Aslında herkes bir hikaye anlatıcısıdır
Hikaye anlatıcılığı eğitimlerinde sıkça karşılaştığım bir soru, “Yazmak istiyorum ama nasıl başlayacağımı bilmiyorum. Nasıl başlamalıyım?” Verdiğim cevabın onları cesaretlendirmesini istesem de verdiğim cevap çoğunlukla bir hayal kırıklığı yaratıyor. Ama yazmanın sihirli formülü budur, başlamak!
Sıkça karşılaştığım ikinci soru da hemen arkasından geliyor. “Ne ile başlayacağım?”

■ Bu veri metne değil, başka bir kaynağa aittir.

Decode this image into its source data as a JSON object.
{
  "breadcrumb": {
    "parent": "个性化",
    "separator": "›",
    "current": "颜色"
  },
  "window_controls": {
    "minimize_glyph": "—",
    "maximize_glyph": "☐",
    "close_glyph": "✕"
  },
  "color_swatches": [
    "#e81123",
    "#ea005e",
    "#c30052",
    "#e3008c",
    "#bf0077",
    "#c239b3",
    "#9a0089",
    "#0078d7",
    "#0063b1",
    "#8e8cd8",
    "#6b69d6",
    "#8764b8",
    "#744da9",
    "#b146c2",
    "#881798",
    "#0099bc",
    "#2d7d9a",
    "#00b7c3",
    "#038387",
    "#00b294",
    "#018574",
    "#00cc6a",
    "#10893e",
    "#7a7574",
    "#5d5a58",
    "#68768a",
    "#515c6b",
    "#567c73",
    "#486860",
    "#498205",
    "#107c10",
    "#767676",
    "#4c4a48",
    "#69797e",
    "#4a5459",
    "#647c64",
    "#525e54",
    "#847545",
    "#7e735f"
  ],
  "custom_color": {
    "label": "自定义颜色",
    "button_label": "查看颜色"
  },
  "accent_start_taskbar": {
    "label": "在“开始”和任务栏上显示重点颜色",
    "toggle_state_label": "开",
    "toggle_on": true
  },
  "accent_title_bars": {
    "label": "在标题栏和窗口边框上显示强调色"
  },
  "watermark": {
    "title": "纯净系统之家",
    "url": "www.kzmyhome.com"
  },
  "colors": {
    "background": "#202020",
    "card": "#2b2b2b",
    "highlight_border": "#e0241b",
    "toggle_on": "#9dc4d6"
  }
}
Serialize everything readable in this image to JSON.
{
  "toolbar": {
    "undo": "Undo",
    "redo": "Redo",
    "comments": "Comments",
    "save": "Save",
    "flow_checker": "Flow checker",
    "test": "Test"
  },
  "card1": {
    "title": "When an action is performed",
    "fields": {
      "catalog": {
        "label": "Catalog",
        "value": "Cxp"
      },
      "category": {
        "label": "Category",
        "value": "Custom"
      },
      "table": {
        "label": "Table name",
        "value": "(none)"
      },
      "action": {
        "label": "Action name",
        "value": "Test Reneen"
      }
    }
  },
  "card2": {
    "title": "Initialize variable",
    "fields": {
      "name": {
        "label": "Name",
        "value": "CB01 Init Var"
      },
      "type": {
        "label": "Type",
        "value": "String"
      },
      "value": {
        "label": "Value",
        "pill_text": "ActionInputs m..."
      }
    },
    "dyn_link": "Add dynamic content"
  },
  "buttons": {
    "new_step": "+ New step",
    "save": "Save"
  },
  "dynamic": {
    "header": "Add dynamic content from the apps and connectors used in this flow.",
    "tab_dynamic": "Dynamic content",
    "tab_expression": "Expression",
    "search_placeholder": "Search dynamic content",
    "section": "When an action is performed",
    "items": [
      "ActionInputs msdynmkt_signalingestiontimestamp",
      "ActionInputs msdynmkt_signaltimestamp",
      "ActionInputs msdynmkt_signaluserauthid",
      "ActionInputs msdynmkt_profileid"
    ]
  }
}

Bu sorunun yanıtını iki şekilde veriyorum. Anlatmak istediğin ya da anlatmak zorunda olduğun ne varsa.
Bazen biz bir hikayeyi seçeriz, bazen de hikaye bizi seçer. Karşımıza çıkar ve biz onu anlatmak zorunda kalırız. İçsel ya da dışsal sebeplerle anlatmak zorundayızdır. Bütün üstatların önerisi genelde aynıdır. Nereden başlayacağını bilmiyorsan, en iyi bildiğinden başla!
Eğer en iyi bildiğinizi anlatamıyorsanız, başlamak için zamanınız gelmemiş demektir. Ya da anlatmak istediğiniz başka bir şey vardır. O zaman bunun ne olduğunu bulmanız gerekir önce.
“Yaran neredeyse canın oradadır” diye çok sevdiğim bir söz var. Anlatmak biraz da yaralarımızla ilgilidir. Yaralarımızı anlatmak isteriz, çünkü anlatmak şifalandırır.
Yaralarla yüzleşebilmek insanın hayattaki en büyük sınavlarından biridir. “Aslında başlamak istiyorum ama başlayamıyorum”un da cevabı budur, “Nereden başlayacağımı bilmiyorumun” da.
Yarayı anlatmaya başlamak için yarayla başa çıkabilme, yüzleşebilme cesaretini kendimizde bulmamız gerekir.
Bütün kadim öğretilerin söylediği gibi, soru da cevap da bizde aslında. Kendi sesimizi duymak istediğimizde ne anlatacağımızın cevabı kendiliğinden gelir.
Aramızda çok az insan profesyonel olarak hikaye anlatıcısıdır. Ama hepimiz istisnasız hikaye anlatıcısıyız, bilerek ya da bilmeyerek. Herkesin anlatacak bir hikayesi vardır çünkü herkes bir hikayenin içinde yaşar. Kendi yazdığımız ya da başkalarının bizim için yazdığı bir hikayenin içinde. Hikaye anlatıcılarının yaptığı, içinde yaşadıkları bu hikayeyi dile getirmek sadece.
Bu yazının amacı cesaret vermek ve başlamaya ikna etmek. Eğer korkularınız varsa ve onlara sarılmayı tercih ediyorsanız, bu satırları hiç okumamış gibi davranın.
Cevabınız hayırsa, hadi başlayalım. Beklediğiniz o ‘doğru zaman’ geldi!